If I did not think they would be a good teacher I also told them that. I said something to the effect that they could use me if they wished, but here is what I would say and I told them exactly what I thought of them as potential teachers. I assume they did not use my name.
Now on the other side of the coin, I am asked to write reference letters for teachers I have had when I was the principal and it is often a difficult task. After all, my integrity is on the line as well as the teacher's future livelihood. I have to walk a very fine line often but an experienced hiring person knows what to look for in a letter and can often determine the quality of the candidate from what is not said as much as what is said so I am not too worried about what I don't say.
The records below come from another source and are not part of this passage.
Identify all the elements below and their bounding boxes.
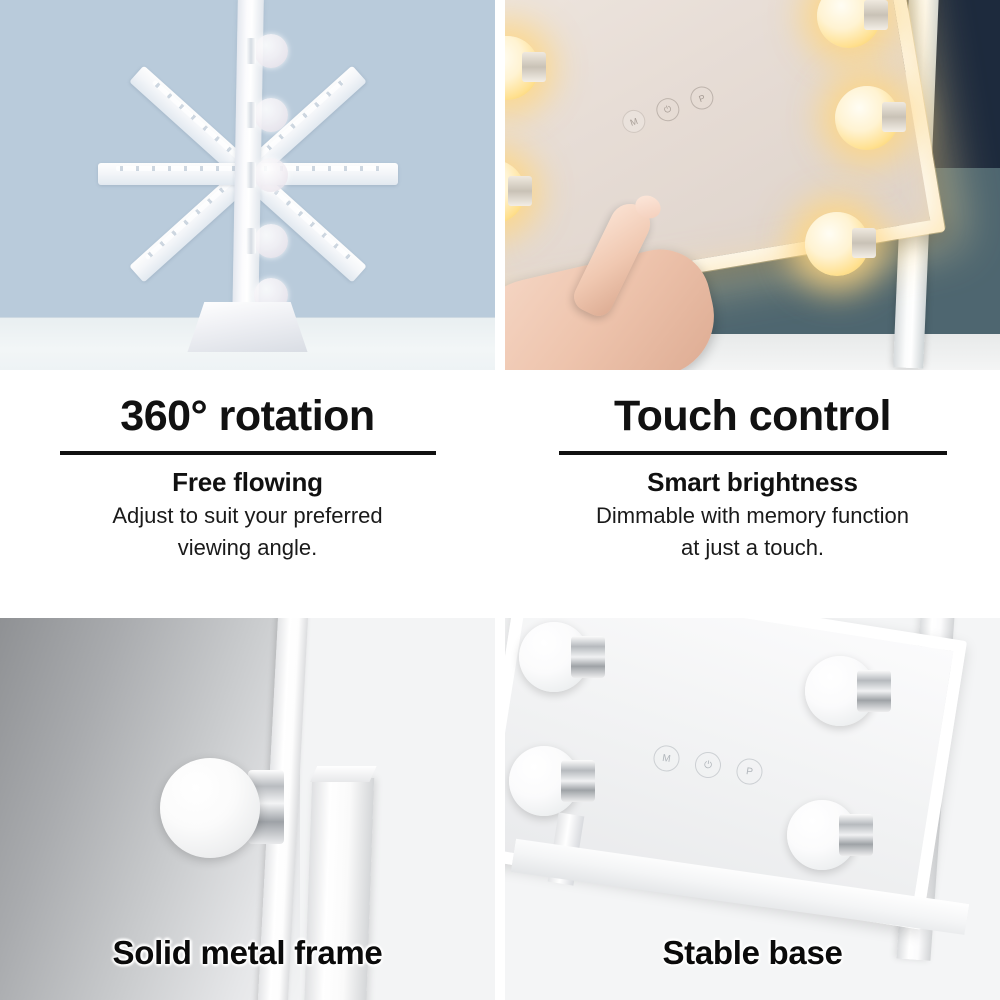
bulb-cap [857,670,891,712]
ghost-bulb [254,34,288,68]
ghost-bulb-cap [246,102,256,128]
caption-solid-metal-frame: Solid metal frame [0,934,495,972]
headline-rotation: 360° rotation [0,394,495,439]
metal-frame-photo-panel: Solid metal frame [0,618,495,1000]
bulb-cap [882,102,906,132]
light-bulb [805,656,875,726]
horizontal-divider [0,608,1000,618]
bulb-cap [852,228,876,258]
headline-rule [559,451,947,455]
memory-button[interactable]: M [652,744,682,774]
ghost-bulb-cap [246,162,256,188]
light-bulb [805,212,869,276]
light-bulb [787,800,857,870]
bulb-cap [571,636,605,678]
ghost-bulb [254,98,288,132]
power-button[interactable]: ⏻ [653,95,682,124]
light-bulb [835,86,899,150]
bulb-cap [864,0,888,30]
ghost-bulb [254,158,288,192]
feature-text-left: 360° rotation Free flowing Adjust to sui… [0,378,495,608]
feature-text-right: Touch control Smart brightness Dimmable … [505,378,1000,608]
bulb-cap [561,760,595,802]
ghost-bulb-cap [246,38,256,64]
rotation-photo-panel [0,0,495,370]
stable-base-photo-panel: M ⏻ P Stable base [505,618,1000,1000]
description-touch-line2: at just a touch. [505,534,1000,562]
power-button[interactable]: ⏻ [693,750,723,780]
bulb-cap [522,52,546,82]
headline-rule [60,451,436,455]
caption-stable-base: Stable base [505,934,1000,972]
product-feature-collage: M ⏻ P 360° rotation Free flowing Adjust … [0,0,1000,1000]
description-rotation-line2: viewing angle. [0,534,495,562]
base-plate [188,302,308,352]
light-bulb [509,746,579,816]
subhead-rotation: Free flowing [0,467,495,498]
headline-touch: Touch control [505,394,1000,439]
light-bulb [160,758,260,858]
vertical-divider [495,0,505,1000]
bulb-cap [839,814,873,856]
preset-button[interactable]: P [735,757,765,787]
memory-button[interactable]: M [619,107,648,136]
description-rotation-line1: Adjust to suit your preferred [0,502,495,530]
ghost-bulb [254,224,288,258]
subhead-touch: Smart brightness [505,467,1000,498]
touch-control-panel[interactable]: M ⏻ P [619,83,716,136]
description-touch-line1: Dimmable with memory function [505,502,1000,530]
post-top-face [310,766,377,782]
preset-button[interactable]: P [687,83,716,112]
light-bulb [519,622,589,692]
touch-photo-panel: M ⏻ P [505,0,1000,370]
hand [505,196,755,370]
ghost-bulb-cap [246,228,256,254]
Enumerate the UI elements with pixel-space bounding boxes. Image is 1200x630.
If you are in mid career, they always need t see the name of your present principal but if that is not going to be so good, you can ask your department head to write something for you or some of your teaching colleagues. In fact, I would actually get them to write something ahead of time and keep a file of reference letters. that you can show or send if they are required. Please read what I said previously about resume writing, because if your resume is no good no amount of letters will help you.
If you are retired and you have no immediate supervisor ( other than your spouse!) you have a challenge. This is where you keep all of your notes and letters that you accumulated over your career and use them explaining that you are retired.
If you want to teach in Asia, the older you are the better it is because age is respected. If you look at TIE online, they actually tell you which countries there are age restrictions so this is a helpful web site.